Beef from the UK has been cleared for export to China for the first time in over 20 years, following a number of inspections there by officials from the Asian country.

The agreement will allow UK beef to be exported to China for the first time since a ban was imposed in 1996 following the bovine spongiform encephalopathy (BSE) outbreak in the UK in the 1990s.

Among the agencies that were involved in this new agreement was the government authority for agriculture in Northern Ireland, the Department of Agriculture, Environment and Rural Affairs (DAERA).

Four beef processing plants across the UK have been cleared for exporting to China, with more currently under review.
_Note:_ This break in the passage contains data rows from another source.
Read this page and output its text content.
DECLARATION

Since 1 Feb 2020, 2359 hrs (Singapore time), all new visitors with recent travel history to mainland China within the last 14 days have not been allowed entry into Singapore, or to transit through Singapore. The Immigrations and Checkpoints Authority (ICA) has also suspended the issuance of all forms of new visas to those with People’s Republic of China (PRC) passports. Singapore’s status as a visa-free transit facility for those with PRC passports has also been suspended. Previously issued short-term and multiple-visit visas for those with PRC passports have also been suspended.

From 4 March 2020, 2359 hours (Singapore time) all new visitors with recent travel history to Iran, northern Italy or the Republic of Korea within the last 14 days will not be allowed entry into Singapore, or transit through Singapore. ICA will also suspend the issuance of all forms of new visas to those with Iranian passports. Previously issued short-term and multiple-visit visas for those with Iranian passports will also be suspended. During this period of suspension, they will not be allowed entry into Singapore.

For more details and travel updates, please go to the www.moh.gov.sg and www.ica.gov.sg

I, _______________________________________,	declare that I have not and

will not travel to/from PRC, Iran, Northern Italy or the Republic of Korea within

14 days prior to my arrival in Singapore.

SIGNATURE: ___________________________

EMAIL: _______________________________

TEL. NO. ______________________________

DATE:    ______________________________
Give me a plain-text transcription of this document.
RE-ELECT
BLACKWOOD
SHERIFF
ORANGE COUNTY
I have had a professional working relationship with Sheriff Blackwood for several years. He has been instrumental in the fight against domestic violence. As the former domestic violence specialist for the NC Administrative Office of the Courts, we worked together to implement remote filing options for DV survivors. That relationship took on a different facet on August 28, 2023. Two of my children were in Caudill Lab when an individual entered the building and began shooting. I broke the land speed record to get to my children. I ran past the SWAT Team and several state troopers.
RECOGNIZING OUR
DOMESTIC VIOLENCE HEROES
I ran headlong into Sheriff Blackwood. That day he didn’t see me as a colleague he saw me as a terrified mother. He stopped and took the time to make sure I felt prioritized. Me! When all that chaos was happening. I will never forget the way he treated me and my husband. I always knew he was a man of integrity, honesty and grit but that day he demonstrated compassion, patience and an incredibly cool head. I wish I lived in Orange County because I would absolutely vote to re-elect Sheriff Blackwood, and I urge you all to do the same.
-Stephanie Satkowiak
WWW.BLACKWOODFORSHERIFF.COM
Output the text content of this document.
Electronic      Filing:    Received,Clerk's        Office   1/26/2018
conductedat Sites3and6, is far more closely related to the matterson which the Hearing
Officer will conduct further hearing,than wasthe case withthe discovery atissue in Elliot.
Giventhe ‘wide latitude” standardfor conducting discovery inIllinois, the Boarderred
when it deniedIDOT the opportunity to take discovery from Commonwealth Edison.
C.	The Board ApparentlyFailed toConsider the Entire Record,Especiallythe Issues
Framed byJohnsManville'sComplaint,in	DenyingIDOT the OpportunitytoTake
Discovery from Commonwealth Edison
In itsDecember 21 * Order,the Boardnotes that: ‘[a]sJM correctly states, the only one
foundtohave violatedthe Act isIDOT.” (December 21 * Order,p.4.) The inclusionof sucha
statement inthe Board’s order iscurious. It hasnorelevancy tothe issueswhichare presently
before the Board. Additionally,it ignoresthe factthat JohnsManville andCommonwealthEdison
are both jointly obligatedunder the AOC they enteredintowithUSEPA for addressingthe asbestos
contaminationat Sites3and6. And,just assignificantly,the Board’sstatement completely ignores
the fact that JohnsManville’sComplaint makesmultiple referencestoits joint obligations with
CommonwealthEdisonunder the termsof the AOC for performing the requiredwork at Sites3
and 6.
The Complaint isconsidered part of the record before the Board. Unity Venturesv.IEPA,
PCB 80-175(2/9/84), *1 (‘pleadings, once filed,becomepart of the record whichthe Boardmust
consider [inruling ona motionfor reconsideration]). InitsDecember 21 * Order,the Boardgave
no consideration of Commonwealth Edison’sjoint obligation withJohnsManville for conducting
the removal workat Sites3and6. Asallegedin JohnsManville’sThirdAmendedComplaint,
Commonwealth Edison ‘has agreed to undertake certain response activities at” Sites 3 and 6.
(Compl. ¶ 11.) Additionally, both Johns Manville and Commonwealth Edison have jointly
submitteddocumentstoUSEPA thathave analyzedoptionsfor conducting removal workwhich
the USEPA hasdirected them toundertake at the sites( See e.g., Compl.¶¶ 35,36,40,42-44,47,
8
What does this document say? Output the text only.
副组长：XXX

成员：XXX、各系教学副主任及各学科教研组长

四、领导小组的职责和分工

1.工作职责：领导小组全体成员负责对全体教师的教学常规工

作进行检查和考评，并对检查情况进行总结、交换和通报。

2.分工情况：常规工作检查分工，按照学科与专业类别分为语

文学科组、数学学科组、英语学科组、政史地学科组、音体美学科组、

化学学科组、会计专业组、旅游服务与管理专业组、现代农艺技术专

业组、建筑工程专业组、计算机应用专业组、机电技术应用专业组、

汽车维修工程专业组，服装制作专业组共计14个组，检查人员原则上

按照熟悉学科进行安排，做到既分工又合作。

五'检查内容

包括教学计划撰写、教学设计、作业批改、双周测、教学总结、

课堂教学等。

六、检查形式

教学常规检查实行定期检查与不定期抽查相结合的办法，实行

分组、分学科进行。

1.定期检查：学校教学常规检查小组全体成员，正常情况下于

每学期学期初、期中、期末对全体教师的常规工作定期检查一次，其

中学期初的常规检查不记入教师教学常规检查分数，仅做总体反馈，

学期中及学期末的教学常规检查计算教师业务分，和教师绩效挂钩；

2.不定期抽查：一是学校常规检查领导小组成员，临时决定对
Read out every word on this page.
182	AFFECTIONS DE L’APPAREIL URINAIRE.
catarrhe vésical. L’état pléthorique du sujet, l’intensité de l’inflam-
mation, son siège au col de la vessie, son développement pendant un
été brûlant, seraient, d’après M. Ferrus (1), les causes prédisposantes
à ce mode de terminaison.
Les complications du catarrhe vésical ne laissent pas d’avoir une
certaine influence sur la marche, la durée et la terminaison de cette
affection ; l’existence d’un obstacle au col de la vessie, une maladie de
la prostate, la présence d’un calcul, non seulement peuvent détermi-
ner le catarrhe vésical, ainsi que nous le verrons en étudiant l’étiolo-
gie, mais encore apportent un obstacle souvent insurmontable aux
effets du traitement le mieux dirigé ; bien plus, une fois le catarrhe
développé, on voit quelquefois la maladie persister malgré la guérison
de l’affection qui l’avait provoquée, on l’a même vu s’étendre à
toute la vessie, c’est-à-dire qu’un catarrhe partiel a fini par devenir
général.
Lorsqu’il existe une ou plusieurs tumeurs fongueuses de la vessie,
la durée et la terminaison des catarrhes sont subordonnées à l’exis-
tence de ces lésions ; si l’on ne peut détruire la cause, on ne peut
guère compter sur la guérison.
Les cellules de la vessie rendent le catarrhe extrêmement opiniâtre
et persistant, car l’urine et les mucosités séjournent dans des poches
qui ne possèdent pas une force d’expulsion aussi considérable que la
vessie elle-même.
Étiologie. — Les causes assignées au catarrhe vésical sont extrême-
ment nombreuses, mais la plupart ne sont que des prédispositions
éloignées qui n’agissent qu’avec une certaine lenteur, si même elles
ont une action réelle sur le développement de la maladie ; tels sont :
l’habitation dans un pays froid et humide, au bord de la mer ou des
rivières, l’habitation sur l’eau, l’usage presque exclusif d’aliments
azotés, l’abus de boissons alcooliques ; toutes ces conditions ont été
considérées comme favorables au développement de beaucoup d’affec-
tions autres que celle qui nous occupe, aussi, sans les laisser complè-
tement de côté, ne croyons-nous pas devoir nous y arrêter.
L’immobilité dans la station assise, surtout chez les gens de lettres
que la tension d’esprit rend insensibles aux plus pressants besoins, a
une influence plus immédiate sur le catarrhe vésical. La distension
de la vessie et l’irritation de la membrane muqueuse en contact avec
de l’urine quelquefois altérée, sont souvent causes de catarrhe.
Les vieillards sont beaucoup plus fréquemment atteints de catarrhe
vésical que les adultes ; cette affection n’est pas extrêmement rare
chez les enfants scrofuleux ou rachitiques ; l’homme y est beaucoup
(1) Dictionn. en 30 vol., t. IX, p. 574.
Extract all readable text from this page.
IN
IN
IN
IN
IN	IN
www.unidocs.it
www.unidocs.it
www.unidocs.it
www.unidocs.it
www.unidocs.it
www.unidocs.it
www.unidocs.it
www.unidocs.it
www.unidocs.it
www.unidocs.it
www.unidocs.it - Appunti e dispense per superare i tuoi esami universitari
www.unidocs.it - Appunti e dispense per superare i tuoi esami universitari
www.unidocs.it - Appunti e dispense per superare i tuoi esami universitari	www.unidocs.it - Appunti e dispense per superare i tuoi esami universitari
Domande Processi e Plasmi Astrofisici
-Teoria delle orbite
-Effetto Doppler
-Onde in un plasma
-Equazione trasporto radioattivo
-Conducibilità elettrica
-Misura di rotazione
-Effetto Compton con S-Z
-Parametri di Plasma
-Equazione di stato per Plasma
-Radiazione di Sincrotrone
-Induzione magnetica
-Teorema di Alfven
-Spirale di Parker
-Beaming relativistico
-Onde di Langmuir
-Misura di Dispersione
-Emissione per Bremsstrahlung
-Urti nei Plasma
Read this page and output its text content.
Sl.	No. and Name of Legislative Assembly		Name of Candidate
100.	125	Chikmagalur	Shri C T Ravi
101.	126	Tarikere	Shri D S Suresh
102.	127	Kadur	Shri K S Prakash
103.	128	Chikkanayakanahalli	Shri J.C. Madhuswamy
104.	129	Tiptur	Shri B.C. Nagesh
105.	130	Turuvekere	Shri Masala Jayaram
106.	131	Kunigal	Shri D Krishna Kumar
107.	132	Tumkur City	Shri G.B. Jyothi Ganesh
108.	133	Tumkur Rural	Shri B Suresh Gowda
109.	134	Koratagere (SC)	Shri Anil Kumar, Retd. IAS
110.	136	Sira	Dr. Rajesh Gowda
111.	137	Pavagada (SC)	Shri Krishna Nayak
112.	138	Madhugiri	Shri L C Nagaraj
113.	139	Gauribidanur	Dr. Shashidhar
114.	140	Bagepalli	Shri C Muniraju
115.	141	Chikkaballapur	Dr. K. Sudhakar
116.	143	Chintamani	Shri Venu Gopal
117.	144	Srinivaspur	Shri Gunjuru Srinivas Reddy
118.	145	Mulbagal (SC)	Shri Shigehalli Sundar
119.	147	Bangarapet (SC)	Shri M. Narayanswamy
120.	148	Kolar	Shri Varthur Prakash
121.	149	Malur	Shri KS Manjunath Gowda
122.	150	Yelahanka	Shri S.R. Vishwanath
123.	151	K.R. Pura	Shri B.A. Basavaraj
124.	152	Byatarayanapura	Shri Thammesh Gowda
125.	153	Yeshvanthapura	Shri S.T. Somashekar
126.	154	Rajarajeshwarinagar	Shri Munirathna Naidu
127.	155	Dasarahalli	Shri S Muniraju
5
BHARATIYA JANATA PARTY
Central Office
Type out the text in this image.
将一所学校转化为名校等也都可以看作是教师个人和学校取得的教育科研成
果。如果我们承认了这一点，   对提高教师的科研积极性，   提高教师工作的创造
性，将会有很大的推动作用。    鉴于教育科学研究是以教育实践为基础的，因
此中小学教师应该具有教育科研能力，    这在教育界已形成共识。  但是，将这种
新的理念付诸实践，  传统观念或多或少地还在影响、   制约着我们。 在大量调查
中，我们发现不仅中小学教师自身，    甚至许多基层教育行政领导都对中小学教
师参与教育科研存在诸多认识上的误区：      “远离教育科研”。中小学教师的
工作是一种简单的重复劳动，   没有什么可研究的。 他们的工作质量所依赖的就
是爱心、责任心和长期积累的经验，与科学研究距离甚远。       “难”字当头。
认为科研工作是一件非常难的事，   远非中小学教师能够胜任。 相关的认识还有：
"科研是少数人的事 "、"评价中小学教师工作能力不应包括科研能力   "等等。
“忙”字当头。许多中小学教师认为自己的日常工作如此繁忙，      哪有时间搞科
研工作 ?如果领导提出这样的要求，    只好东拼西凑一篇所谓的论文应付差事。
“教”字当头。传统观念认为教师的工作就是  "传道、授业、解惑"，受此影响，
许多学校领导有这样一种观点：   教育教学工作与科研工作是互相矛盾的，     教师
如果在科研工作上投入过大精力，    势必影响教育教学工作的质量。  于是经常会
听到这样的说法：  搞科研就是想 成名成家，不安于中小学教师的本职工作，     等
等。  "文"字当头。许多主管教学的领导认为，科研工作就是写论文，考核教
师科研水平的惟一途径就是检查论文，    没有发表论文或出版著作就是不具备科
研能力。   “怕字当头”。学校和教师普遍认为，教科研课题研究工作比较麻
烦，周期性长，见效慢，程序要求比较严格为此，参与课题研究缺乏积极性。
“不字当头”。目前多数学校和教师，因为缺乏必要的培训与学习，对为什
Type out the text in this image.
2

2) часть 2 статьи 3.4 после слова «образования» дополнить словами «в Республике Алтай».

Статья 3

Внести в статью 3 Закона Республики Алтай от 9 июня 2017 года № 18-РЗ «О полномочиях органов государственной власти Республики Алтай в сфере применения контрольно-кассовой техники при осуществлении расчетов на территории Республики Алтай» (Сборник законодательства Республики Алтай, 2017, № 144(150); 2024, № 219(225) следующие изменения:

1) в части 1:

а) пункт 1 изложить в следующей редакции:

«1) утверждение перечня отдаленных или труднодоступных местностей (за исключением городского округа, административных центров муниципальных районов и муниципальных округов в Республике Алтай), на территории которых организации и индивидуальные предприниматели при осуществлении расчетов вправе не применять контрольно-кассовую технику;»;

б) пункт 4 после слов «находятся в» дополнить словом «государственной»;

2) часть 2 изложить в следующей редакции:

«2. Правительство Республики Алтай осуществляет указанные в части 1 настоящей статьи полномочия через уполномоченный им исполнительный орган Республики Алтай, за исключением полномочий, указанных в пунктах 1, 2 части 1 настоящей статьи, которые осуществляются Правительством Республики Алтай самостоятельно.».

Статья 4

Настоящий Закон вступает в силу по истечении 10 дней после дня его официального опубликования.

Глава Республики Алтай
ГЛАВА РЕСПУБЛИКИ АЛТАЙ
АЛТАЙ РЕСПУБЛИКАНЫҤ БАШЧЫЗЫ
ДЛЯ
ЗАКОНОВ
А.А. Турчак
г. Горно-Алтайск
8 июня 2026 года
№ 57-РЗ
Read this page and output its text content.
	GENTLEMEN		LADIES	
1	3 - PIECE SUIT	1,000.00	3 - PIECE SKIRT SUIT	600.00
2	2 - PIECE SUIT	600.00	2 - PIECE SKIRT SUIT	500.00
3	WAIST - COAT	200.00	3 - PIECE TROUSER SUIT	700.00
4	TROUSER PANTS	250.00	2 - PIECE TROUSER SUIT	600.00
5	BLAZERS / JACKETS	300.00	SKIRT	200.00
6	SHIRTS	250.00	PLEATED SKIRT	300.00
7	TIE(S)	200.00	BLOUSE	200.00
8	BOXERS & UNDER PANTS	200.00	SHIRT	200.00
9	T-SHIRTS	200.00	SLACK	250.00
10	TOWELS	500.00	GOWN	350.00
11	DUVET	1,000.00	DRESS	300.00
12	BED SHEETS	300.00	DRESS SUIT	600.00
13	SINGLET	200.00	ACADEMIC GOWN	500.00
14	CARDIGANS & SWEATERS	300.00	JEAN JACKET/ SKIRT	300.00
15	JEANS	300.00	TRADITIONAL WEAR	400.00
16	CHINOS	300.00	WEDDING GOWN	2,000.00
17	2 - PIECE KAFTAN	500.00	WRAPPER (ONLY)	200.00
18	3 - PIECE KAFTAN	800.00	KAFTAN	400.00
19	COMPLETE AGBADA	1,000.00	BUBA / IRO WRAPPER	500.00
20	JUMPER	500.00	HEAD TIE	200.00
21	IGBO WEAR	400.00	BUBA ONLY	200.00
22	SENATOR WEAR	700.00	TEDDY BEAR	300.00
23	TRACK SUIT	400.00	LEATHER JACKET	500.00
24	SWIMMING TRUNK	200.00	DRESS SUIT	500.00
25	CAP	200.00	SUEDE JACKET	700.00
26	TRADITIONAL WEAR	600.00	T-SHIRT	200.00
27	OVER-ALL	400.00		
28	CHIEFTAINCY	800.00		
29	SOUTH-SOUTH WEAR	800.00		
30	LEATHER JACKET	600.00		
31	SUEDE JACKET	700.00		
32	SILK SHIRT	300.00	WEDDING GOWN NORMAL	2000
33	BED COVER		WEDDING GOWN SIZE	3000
The first shipments are expected to be moved out in the coming months.

Theresa Villiers, the UK's secretary of state for environment, food and rural affairs, said: "Sealing this landmark agreement with China is huge news for our world-renowned food and farming industry, meaning more people across the globe can enjoy British beef.

"Today’s milestone marks another step towards unlocking the industry’s full potential, and reflects our ambition to maximise trading opportunities for British produce across the world as the UK leaves the EU," Villiers added.

The ban was officially lifted in June of last year, at which point the process began for approving beef plants for export.

The new deal is expected to be worth some £230 million (€267 million at the current exchange rate) to the UK's beef industry.

China also recently approved five UK pork plants for export. The UK government expects more pork plants to be approved before the end of the year.

At present, China is the UK's eighth largest export market for food and drink. Over £610 million (€709 million) of UK produce was bought by Chinese customers last year.